More young people abstaining from alcohol

Following yesterday’s claim by Alcohol Concern that under 13s in the UK have some of the highest rates of drunkenness, the Alcohol Education Trust has said drinking among our youth is actually falling.

The number of underage people drinking is fallingThe Trust pointed to the European School Survey Project on Alcohol and Other Drugs (ESPAD), which has shown that drinking and drunkenness among under 18s in the UK has consistently fallen over the last seven years.

Helena Conibear, director of the Alcohol Education Trust said: “We are encouraging secondary schools across the country to become involved in Alcohol Awareness week run by Alcohol Concern, but it is important for the public and teachers to know that teenagers across the UK are drinking less often and bingeing or getting drunk less often than for years.

“For the first time we can say a majority of 11-15 year olds haven’t even tried alcohol (55%) and underage drinking has fallen to 13% of 11-15 year olds drinking weekly – falling from 26% in 2001.”

Conibear’s figures come from the NHS The Information Centre’s Smoking, drinking and drug use among young people in England.

Conibear added: “It’s about time we started championing the increasingly responsible way that our young people are behaving in the UK. There is still much work to be done, but it’s important to recognise that trends are heading in the right direction: alcohol admissions for under 18’s to hospital are at a seven-year low.

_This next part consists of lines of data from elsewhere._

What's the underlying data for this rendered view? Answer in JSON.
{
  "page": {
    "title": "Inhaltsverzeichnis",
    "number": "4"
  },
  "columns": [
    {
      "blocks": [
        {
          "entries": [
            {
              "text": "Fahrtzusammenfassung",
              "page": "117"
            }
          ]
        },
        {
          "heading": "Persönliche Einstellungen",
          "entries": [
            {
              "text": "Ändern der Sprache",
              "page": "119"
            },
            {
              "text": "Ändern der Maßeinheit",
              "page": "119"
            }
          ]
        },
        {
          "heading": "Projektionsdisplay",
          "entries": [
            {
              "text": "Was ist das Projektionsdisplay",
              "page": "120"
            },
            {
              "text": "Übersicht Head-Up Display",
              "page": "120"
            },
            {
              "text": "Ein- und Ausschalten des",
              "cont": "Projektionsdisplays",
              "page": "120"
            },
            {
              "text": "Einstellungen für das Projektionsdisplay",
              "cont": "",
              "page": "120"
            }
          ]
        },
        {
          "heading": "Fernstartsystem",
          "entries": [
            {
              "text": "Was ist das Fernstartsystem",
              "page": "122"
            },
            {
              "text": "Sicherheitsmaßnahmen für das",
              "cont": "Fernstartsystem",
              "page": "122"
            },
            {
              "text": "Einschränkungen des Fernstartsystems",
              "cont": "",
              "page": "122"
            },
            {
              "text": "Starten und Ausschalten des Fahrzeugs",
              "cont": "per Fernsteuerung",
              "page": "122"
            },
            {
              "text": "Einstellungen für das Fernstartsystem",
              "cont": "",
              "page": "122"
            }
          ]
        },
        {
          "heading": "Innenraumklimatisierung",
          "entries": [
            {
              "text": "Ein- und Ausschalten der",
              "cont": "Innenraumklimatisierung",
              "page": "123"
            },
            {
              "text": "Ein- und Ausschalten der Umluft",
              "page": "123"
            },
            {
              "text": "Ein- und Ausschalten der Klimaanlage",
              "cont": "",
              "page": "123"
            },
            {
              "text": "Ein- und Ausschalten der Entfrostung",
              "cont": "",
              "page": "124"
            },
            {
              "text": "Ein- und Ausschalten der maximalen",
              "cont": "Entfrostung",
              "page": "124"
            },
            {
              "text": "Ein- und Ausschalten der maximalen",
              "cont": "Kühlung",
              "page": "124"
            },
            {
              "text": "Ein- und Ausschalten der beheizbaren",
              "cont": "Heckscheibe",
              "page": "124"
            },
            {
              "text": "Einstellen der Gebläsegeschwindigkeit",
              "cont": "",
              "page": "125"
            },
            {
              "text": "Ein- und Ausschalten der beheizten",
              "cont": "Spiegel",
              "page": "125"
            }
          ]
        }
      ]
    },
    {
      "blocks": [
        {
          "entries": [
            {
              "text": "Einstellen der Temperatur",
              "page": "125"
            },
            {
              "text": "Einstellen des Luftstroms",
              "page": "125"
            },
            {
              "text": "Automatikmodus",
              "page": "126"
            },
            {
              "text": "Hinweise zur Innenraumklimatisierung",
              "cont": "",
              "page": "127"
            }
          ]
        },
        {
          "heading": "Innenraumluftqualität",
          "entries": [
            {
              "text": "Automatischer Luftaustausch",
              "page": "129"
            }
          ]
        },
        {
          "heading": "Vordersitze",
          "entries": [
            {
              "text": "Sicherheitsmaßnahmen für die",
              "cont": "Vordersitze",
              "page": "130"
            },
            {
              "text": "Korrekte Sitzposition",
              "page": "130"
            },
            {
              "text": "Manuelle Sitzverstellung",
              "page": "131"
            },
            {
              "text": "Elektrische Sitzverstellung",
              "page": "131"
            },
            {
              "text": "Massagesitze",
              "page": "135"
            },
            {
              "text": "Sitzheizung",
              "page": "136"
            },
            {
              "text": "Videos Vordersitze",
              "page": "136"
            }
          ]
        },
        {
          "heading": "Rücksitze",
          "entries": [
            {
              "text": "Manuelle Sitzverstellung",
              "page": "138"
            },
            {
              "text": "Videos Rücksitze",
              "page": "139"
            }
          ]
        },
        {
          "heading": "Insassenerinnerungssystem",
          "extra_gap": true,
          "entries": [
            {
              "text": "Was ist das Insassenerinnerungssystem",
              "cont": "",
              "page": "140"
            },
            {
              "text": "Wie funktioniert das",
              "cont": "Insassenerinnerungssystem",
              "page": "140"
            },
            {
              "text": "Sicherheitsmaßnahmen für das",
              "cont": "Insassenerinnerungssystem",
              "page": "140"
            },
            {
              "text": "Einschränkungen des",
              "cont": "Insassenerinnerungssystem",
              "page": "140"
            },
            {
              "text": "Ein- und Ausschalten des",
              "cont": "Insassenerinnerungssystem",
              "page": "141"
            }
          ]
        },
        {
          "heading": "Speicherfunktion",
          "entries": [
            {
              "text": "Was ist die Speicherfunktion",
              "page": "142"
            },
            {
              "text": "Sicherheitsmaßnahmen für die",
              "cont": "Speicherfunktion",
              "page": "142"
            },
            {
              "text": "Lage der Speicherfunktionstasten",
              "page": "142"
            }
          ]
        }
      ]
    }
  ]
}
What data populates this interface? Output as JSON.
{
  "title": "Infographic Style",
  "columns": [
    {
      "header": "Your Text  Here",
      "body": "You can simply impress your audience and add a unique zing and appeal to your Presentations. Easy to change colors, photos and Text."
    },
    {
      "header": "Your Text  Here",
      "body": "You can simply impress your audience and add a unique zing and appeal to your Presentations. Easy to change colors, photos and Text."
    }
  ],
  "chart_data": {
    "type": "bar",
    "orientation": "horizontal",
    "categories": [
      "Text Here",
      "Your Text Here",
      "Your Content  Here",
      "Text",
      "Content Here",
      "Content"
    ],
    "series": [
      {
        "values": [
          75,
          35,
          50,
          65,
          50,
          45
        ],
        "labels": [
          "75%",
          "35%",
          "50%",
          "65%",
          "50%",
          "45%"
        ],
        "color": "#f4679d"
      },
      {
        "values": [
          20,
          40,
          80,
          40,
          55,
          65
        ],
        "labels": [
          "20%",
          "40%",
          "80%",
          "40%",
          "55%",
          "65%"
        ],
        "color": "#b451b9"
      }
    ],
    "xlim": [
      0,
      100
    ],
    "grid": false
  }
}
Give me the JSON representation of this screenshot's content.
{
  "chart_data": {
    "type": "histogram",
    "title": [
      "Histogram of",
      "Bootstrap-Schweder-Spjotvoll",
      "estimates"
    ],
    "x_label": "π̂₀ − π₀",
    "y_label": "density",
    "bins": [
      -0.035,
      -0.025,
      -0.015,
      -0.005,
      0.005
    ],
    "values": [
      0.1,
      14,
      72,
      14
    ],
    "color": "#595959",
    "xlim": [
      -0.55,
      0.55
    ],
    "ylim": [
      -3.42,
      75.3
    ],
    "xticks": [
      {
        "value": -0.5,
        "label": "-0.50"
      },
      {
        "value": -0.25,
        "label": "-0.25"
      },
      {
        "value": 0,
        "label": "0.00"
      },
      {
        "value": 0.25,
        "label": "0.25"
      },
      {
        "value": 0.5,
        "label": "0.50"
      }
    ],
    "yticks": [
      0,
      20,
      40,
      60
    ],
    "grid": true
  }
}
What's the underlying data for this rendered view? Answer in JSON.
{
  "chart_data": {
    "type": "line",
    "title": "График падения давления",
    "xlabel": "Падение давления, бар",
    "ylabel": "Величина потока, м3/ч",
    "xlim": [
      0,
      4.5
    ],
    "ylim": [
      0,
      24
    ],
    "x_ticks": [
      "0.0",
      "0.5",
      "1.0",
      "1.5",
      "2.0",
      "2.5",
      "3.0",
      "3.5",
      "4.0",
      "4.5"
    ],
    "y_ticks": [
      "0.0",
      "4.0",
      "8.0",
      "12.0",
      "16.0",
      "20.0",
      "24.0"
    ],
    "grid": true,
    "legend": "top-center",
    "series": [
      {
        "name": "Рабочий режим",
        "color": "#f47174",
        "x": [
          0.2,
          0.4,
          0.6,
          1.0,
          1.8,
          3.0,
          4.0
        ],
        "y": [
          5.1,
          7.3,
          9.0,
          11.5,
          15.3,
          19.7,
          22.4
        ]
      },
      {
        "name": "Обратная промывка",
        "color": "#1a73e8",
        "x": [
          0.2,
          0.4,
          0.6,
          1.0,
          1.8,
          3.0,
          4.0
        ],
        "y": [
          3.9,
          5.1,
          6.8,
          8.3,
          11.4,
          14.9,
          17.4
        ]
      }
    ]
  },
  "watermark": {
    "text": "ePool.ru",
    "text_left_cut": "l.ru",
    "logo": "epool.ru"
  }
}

“A report by the National Treatment Agency for Substance Misuse (November 2012) states that the number of under-18s being treated for substance misuse in England has fallen each year from 2008/09 to 2011/12. The report states: ‘The drop in numbers seems to represent a genuine fall in demand, reflecting falling drug use among the general population of young people’. For alcohol treatment numbers fell from 7,054 in the previous year to 5,884.”

Chief executive of the Wine and Spirits Trade Association, Miles Beale, agreed that while more can still be done it is important to recognise that improvements are being made. Beale said: “Alcohol misuse is a serious and complex problem for a small number of people in this country – our members recognise this and are committed to tackling this problem.

“However, it is important to recognise that more young people are now abstaining from alcohol.”

Conibear acknowledged the work that has been done by the community at large and the drinks industry to cut down on underage drinking.

She told the drinks business: “There is no doubt that it is much harder to buy alcohol if you are under 18 in the on- or off-trade than it was five or 10 years ago. Schemes such as Challenge 25, Pubwatch and Best Bar None have ensured staff are well trained and challenge anyone for their ID as the norm.

“There has also been a tremendous amount of investment and good work done by healthy school teams and drug and alcohol teams at community level that have helped raise awareness of alcohol misuse among consumers. For adults, there is no doubt that the profile of Drinkaware among consumers ensures that anyone wishing to cut down or monitor their drinking, knows where to go.”

Alcohol Concern also called for the introduction of minimum alcohol unit pricing, but Beale echoed previous sentiments that there should be an objective debate on minimum pricing. Beale said: “Proposals for a minimum unit price on alcohol  will unfairly punish millions of consumers and businesses in the UK, while doing nothing to tackle the root causes of alcohol misuse.